Dance to the Asian pop music blaring through the speakers at the coffee shop, paint a time machine for a Christmas play, hug an elephant, spend an afternoon in your Eno with your best friends, climb to the top of a mountain because Jesus told you to, lay on an airport floor with your legs up to make the swelling go down in your cankles, and get matching tattoos.
Learn to get a mango down from a tree from a Zimbabwean, do not fear the long drop in Lesotho, hug a washing machine just because you have it, brave a sand storm because you have no other choice, emcee an amazing event in the Philippines with the Justin to your Jimmy, and get out and push the tuk tuk up a bridge when it runs out of gas.

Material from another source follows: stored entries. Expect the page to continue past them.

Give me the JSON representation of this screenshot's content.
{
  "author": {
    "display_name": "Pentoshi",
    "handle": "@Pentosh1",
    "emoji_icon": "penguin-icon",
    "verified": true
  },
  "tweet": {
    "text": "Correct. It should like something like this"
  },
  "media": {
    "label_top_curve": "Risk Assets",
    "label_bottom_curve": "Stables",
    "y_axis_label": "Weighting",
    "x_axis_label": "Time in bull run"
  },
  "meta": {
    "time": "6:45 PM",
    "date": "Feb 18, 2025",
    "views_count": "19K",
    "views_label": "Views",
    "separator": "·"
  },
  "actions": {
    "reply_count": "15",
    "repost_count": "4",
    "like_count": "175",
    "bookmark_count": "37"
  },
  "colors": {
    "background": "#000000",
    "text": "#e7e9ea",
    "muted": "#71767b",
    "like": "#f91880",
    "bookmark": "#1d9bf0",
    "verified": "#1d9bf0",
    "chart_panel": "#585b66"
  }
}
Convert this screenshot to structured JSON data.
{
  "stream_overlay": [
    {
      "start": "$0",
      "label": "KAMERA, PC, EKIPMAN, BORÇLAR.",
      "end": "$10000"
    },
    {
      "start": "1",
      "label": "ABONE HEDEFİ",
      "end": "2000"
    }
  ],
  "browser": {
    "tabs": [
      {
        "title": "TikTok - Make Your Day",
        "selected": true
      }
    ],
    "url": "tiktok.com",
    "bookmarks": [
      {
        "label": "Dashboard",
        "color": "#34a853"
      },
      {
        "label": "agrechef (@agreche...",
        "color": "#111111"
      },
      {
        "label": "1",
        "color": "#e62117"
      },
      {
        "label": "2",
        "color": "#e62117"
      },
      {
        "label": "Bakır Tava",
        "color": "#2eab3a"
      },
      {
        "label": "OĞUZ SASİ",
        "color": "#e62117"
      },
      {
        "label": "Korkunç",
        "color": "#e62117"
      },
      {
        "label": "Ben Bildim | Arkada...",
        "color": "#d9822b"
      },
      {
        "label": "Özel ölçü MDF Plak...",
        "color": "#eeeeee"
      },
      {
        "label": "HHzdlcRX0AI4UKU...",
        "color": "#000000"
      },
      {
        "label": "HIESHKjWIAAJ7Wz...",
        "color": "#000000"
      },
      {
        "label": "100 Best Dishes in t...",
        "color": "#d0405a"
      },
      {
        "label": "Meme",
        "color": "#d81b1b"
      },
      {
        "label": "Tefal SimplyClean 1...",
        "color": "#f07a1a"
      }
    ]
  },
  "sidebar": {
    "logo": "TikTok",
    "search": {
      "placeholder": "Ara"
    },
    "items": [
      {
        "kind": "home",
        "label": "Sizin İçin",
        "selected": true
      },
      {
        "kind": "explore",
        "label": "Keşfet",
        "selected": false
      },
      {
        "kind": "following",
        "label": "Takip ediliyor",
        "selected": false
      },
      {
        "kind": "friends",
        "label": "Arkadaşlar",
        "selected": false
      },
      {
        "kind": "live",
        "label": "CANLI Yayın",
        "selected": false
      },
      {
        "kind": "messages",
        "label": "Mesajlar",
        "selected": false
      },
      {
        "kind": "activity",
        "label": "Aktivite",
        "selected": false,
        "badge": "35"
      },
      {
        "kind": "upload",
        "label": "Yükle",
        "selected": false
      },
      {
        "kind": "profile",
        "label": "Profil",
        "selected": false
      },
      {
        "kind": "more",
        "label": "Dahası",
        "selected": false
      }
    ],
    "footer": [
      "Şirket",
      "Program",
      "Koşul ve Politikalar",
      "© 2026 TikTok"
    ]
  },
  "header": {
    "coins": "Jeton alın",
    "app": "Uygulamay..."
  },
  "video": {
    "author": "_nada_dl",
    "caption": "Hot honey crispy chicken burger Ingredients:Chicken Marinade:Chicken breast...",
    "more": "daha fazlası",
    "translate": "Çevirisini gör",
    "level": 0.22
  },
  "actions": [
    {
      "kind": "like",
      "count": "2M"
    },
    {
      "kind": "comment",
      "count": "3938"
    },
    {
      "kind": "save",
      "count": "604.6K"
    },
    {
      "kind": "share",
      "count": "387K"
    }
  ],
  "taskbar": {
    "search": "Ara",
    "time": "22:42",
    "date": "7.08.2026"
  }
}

Put your feet in water and let fish give you a pedicure, zumba dance in the middle of a mall with 200 other filipinos, rollerblade on cobblestone streets in Malaysia, run a 5k turned color run and let your skin be stained for days, go to as many markets as you can, learn to farm lemon grass in Cambodia, and love your teammates and laugh uncontrollably with them as you go deeper with Jesus in everyday.
As the Race comes to a close, you may begin to read posts of friends just starting the Race. You might find yourself envying them and the greenness of their blogs. They haven’t experienced it yet, but you know what is coming for them.
You will swell with nostalgia as you think about your own self in their shoes those many months ago. Trying to manhandle your tent in your living room before training camp – before you ever knew it was destined to be destroyed in a monsoon in Lesotho.
I think about you just starting out, new and shiny, unaware of what Jesus is going to do in you once you have set out. The Lord hasn’t broken you yet and taken you through the dark, vulnerable valleys and the light, elation filled mountaintops the Race inevitably will bring you through.
But I know you will thrive, because you will choose Jesus. Always choose Jesus.
And future Racers, in case you were wondering, One Berth equals the strength of 27 elephants, this is very important to know for your Race.
And this chick could be your squad leader, October routes, get pumped.